LOL, Rachel yes we bicker about daft things like that! I think it's better that way as then you tend to stick together and not argue about the bigger things! Hope you are OK?

How is everyone else? Skittles, how are things going with you?
xxx


----------



## Rachel89 (Nov 30, 2009)

*DayDreamer* Lots of luck for next Thursday !! I'm glad you're not having many side effects, hope it continues that way !! Make sure you drink lots of water, that should help with the headaches.

I couldn't agree with you more about how bickering is a good thing. We find that we don't have big arguments, as we've already got it all out with the bickering lol. My gran and pa bicker, and they celebrated their 50th wedding anniversary last year. My mum is always saying that me and my DP will be just like them, which I'm taking as a good thing !! LOL

I'm ok, can't wait for today to be over and done with though, my landlord has just left, my back door broke, so thankfully that's fixed, just then next 1000 other things on my list now for them to get sorted !! (I can only dream haha). My landlord is USELESS !!

Hope everyone is ok? Skittles, how did it go ringing clinic??

Rachel xxx


----------



## Crazychickenlady (Feb 16, 2013)

Thank you ladies, Ive had visits to gynae before years ago for a totally different thing. I basically had all the symptoms for cervical cancer, so was a scary time. I had a Laporoscapy (sp) that showed nothing untoward going on inside or out. During this time I was refused a smear test several times. I was 21, and had to wait 4 years for my first! My mum thinks it was all brought on by the Depo injection...   Its odd that everything settled down once I came off it! I didnt have a period for a full year after my last jab... I read that they can make you infertile, and its even more concerning because my losses all were before the injections, and sine then I've had no luck getting pregnant. Im going to throw myself back into my Zeta West book  I read it when we first started ttc, and it helped me a lot with ttc naturally, but there is lots of info on treatment too


----------



## Daydreamer88 (Dec 19, 2012)

Rachel, thank you…you are right I need to start drinking lots more water. I am usually so good but as soon as my period comes I just want fizzy pop and food - not good! I have eaten lots the past couple of days too but as soon as my chest is better I really have to start running again to get some lbs off before ET!!

Oh bless your gran and pa, how sweet!!! They obviously have the right idea so we should continue the bickering lol!!!

Oh gosh that sounds terrible, landlords are a nightmare aren’t they? Don’t even get me started on mine grrrrr!!! Hope you get everything sorted soon! 

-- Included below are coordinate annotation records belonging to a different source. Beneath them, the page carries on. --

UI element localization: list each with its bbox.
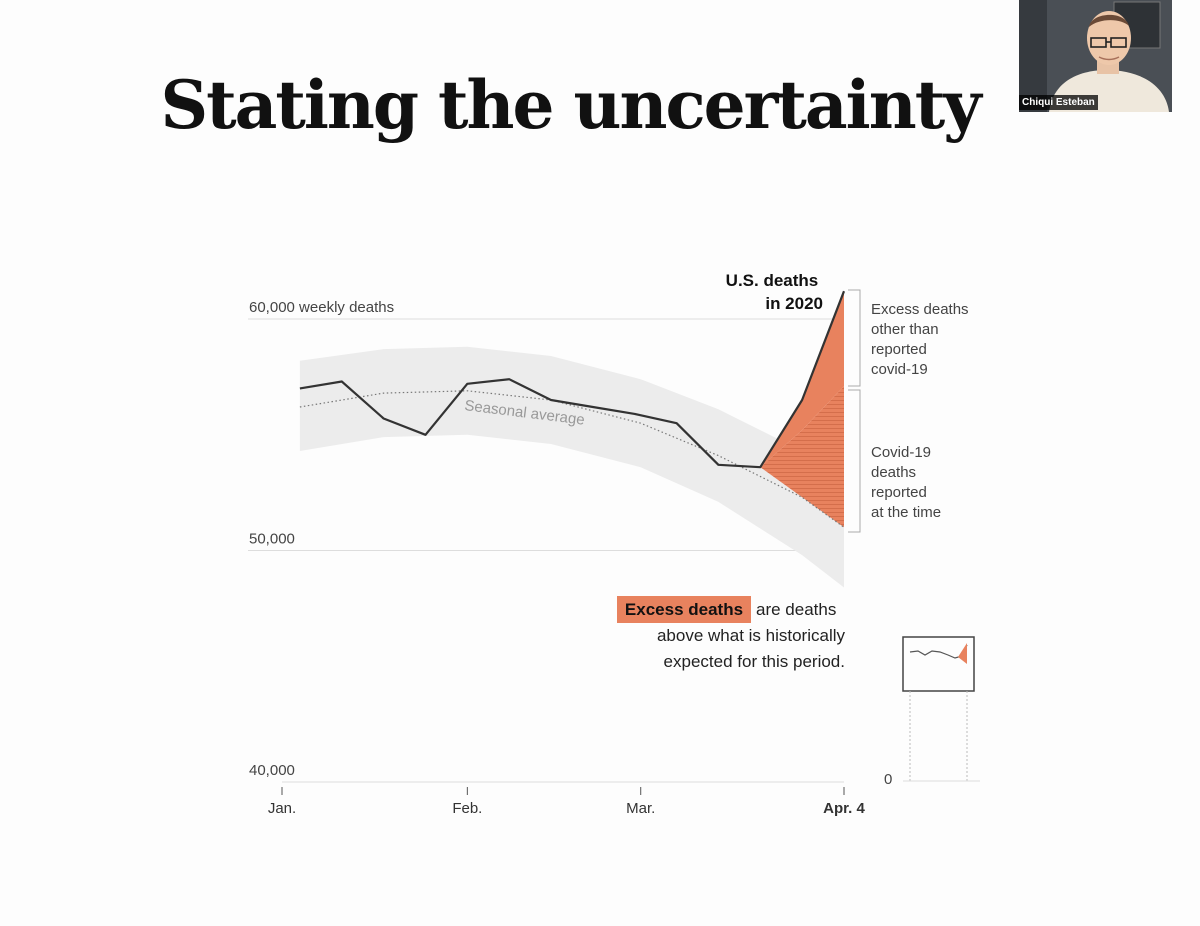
covid-reported-label: Covid-19 deaths reported at the time	[871, 444, 941, 521]
inset-line	[909, 644, 968, 659]
inset-excess-area	[958, 643, 967, 664]
x-tick-label: Mar.	[626, 800, 655, 817]
deaths-series-line	[299, 290, 846, 469]
covid-reported-bracket	[848, 389, 861, 533]
inset-frame	[902, 636, 975, 692]
definition-highlight-box	[617, 596, 751, 623]
y-tick-label: 60,000 weekly deaths	[249, 299, 394, 316]
inset-minimap: 0	[884, 636, 980, 788]
y-tick-label: 50,000	[249, 531, 295, 548]
excess-other-bracket	[848, 289, 861, 387]
covid-reported-area	[760, 386, 844, 528]
definition-highlight: Excess deaths	[625, 600, 743, 619]
participant-video-tile[interactable]: Chiqui Esteban	[1019, 0, 1172, 112]
definition-text-2: above what is historically	[657, 626, 846, 645]
slide-title: Stating the uncertainty	[160, 66, 981, 144]
series-label: U.S. deaths in 2020	[726, 271, 823, 313]
x-tick-label: Apr. 4	[823, 800, 865, 817]
definition-text-3: expected for this period.	[664, 652, 845, 671]
excess-other-area	[760, 291, 844, 468]
x-tick-label: Jan.	[268, 800, 296, 817]
participant-name-tag: Chiqui Esteban	[1019, 95, 1098, 110]
y-tick-label: 40,000	[249, 762, 295, 779]
participant-video-frame	[1019, 0, 1172, 112]
excess-other-label: Excess deaths other than reported covid-…	[871, 301, 973, 378]
definition-text-1: are deaths	[756, 600, 836, 619]
x-tick-label: Feb.	[452, 800, 482, 817]
seasonal-band	[299, 346, 844, 588]
inset-zero-label: 0	[884, 771, 892, 788]
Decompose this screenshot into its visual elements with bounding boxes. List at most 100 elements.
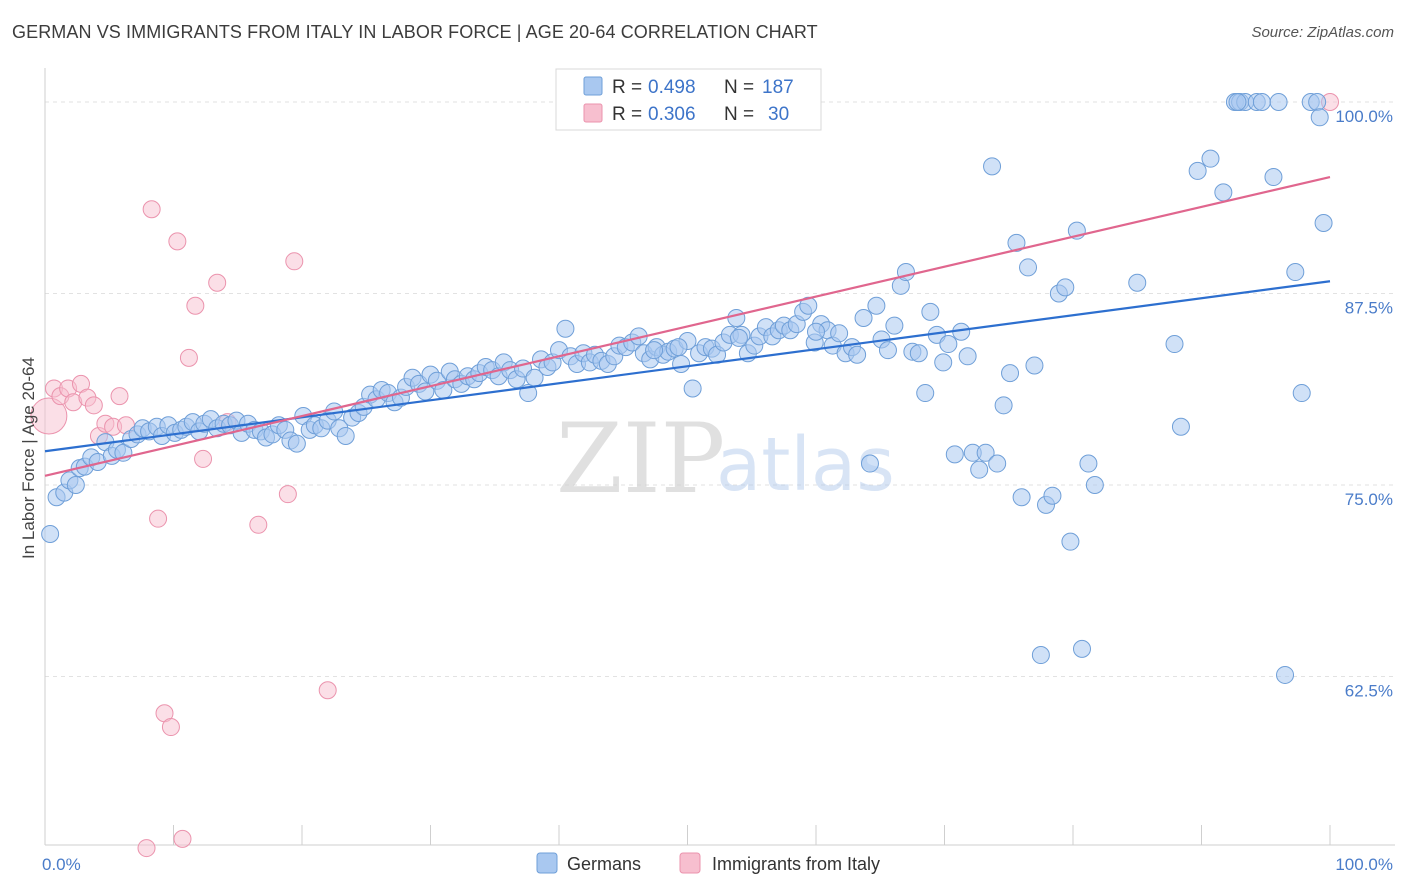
chart-title: GERMAN VS IMMIGRANTS FROM ITALY IN LABOR… (12, 22, 818, 42)
germans-point (1061, 532, 1080, 551)
germans-point (921, 302, 940, 321)
italy-point (208, 273, 227, 292)
germans-point (1165, 335, 1184, 354)
legend-r-label-italy: R = (612, 104, 642, 125)
legend-n-label-italy: N = (724, 104, 754, 125)
legend-n-label-germans: N = (724, 77, 754, 98)
germans-point (988, 454, 1007, 473)
italy-point (110, 387, 129, 406)
y-tick-label: 87.5% (1345, 298, 1393, 317)
tick-labels: 62.5% 75.0% 87.5% 100.0% 0.0% 100.0% (42, 107, 1393, 874)
germans-point (1019, 258, 1038, 277)
italy-point (30, 397, 68, 435)
germans-point (885, 316, 904, 335)
germans-point (727, 308, 746, 327)
watermark: ZIP atlas (556, 403, 895, 515)
germans-point (970, 460, 989, 479)
germans-point (1276, 665, 1295, 684)
y-tick-label: 62.5% (1345, 681, 1393, 700)
germans-point (983, 157, 1002, 176)
bottom-legend-italy: Immigrants from Italy (712, 854, 880, 874)
germans-point (1012, 488, 1031, 507)
germans-point (1171, 417, 1190, 436)
germans-point (1308, 92, 1327, 111)
y-tick-label: 75.0% (1345, 490, 1393, 509)
italy-point (186, 296, 205, 315)
x-tick-label-max: 100.0% (1335, 855, 1393, 874)
germans-point (683, 379, 702, 398)
germans-point (1292, 384, 1311, 403)
italy-point (137, 839, 156, 858)
germans-point (1314, 214, 1333, 233)
legend-n-value-germans: 187 (762, 77, 794, 98)
legend-r-value-germans: 0.498 (648, 77, 696, 98)
germans-point (645, 341, 664, 360)
germans-point (1128, 273, 1147, 292)
germans-point (1188, 161, 1207, 180)
germans-point (994, 396, 1013, 415)
germans-point (878, 341, 897, 360)
italy-point (179, 348, 198, 367)
italy-point (84, 396, 103, 415)
italy-point (249, 515, 268, 534)
series-germans-points (41, 92, 1333, 684)
italy-point (149, 509, 168, 528)
germans-point (1264, 168, 1283, 187)
trendlines (44, 175, 1331, 477)
germans-point (1072, 639, 1091, 658)
germans-point (1201, 149, 1220, 168)
germans-point (934, 353, 953, 372)
germans-point (1085, 475, 1104, 494)
germans-point (916, 384, 935, 403)
germans-point (854, 308, 873, 327)
germans-point (860, 454, 879, 473)
germans-point (830, 324, 849, 343)
bottom-legend-swatch-germans (536, 852, 558, 874)
axes (44, 68, 1395, 846)
legend-box: R = 0.498 N = 187 R = 0.306 N = 30 (555, 68, 822, 131)
germans-point (1228, 92, 1247, 111)
germans-point (909, 344, 928, 363)
italy-point (173, 829, 192, 848)
y-axis-label: In Labor Force | Age 20-64 (19, 357, 38, 559)
germans-point (41, 525, 60, 544)
germans-point (1079, 454, 1098, 473)
germans-point (976, 443, 995, 462)
germans-point (1214, 183, 1233, 202)
germans-point (1007, 233, 1026, 252)
germans-point (939, 335, 958, 354)
italy-point (278, 485, 297, 504)
germans-point (1043, 486, 1062, 505)
germans-point (66, 475, 85, 494)
germans-point (1269, 92, 1288, 111)
legend-n-value-italy: 30 (768, 104, 789, 125)
italy-point (142, 200, 161, 219)
germans-point (807, 322, 825, 341)
germans-point (729, 328, 748, 347)
germans-point (1286, 263, 1305, 282)
germans-point (867, 296, 886, 315)
legend-swatch-italy (583, 103, 603, 123)
germans-trend-line (44, 280, 1331, 453)
italy-point (168, 232, 187, 251)
legend-swatch-germans (583, 76, 603, 96)
legend-r-label-germans: R = (612, 77, 642, 98)
watermark-zip: ZIP (556, 403, 725, 515)
germans-point (287, 434, 306, 453)
legend-r-value-italy: 0.306 (648, 104, 696, 125)
germans-point (672, 354, 691, 373)
italy-point (285, 252, 304, 271)
germans-point (1001, 364, 1020, 383)
bottom-legend: Germans Immigrants from Italy (536, 852, 880, 874)
germans-point (669, 338, 688, 357)
italy-trend-line (44, 175, 1331, 477)
bottom-legend-swatch-italy (679, 852, 701, 874)
germans-point (1310, 108, 1329, 127)
germans-point (336, 426, 355, 445)
y-tick-label: 100.0% (1335, 107, 1393, 126)
italy-point (161, 718, 180, 737)
bottom-legend-germans: Germans (567, 854, 641, 874)
germans-point (1025, 356, 1044, 375)
italy-point (318, 681, 337, 700)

Crazychickenlady…oh hun that must have been so scary for you  This time you are going for a positive reason (in a way?! Hope that makes sense?!) as they will be helping you get your baby. Keep going with that Zita West book, is it any good?


xxxx


----------



## the_tempress89 (Oct 19, 2011)

hi ladies hows everyone doing?

the witch arrived today so thats my tww over for this month  im surprisingly calm atm but i dont expect that to last long, i guess im just starting to accept it as normal now.  after getting my bloods done thursday passed, i got a call yesterday asking me to go back in again on thursday for mre :0 this one i need to fast the night before - she tested my glucose and im guessing they are unhappy with results - i might be diabetic! as if i dont have enough to worry about now i need to worry about that too. but i can talk over my other results with nurse whilst im in for my day 21 and my iron and get all the info - how is day 21 worked out? so i can write down the correct info lol xxxx


----------



## Daydreamer88 (Dec 19, 2012)

Sorry to hear that tempress   

Are you going for your progesterone on day 21 of your cycle?

xxx


----------



## the_tempress89 (Oct 19, 2011)

daydreamer - i had it done on thursday - my cycle has been short this month only 26 days ( well 25 this was day 26) but i seemed to have ovulated earlier too so i was expecting it to be a couple of days short. but im not really sure what the day 21 is, i kno it tests my hormones to see if i did ovulate but how are the results shown ? is it like such and such a hormone 20.3 or is it another way? so i know the exact information to ask for xxx


----------



## Daydreamer88 (Dec 19, 2012)

It's exactly like that, the results should come back and there will be a note on the results what the levels should be and what your levels actually are. It is hard to tell though when your cycles are out of whack and they are not 100% reliable because as you say you could have ovulated earlier or later than usual and it doesn't really account for that. It is a good starting point though xx


----------



## Rachel89 (Nov 30, 2009)

*CrazyChickenLady, *Is that Zita West book any good? That must have been a horrible experience hun, but thank up above, that everything was ok !! DayDreamer is right too, hopefully this next experience at gynae will be a better one, or at least the start of a better one !! You're on the right track now and hopefully you will have some much needed answers soon 

_*DayDreamer, *_You're exactly the same as me when AF is around, I always crave the bad things, junk food, chocolate etc. 
We should definitely keep on bickering LOL !!  
Landlord's are bloody hopeless !! Well, I know mine is !!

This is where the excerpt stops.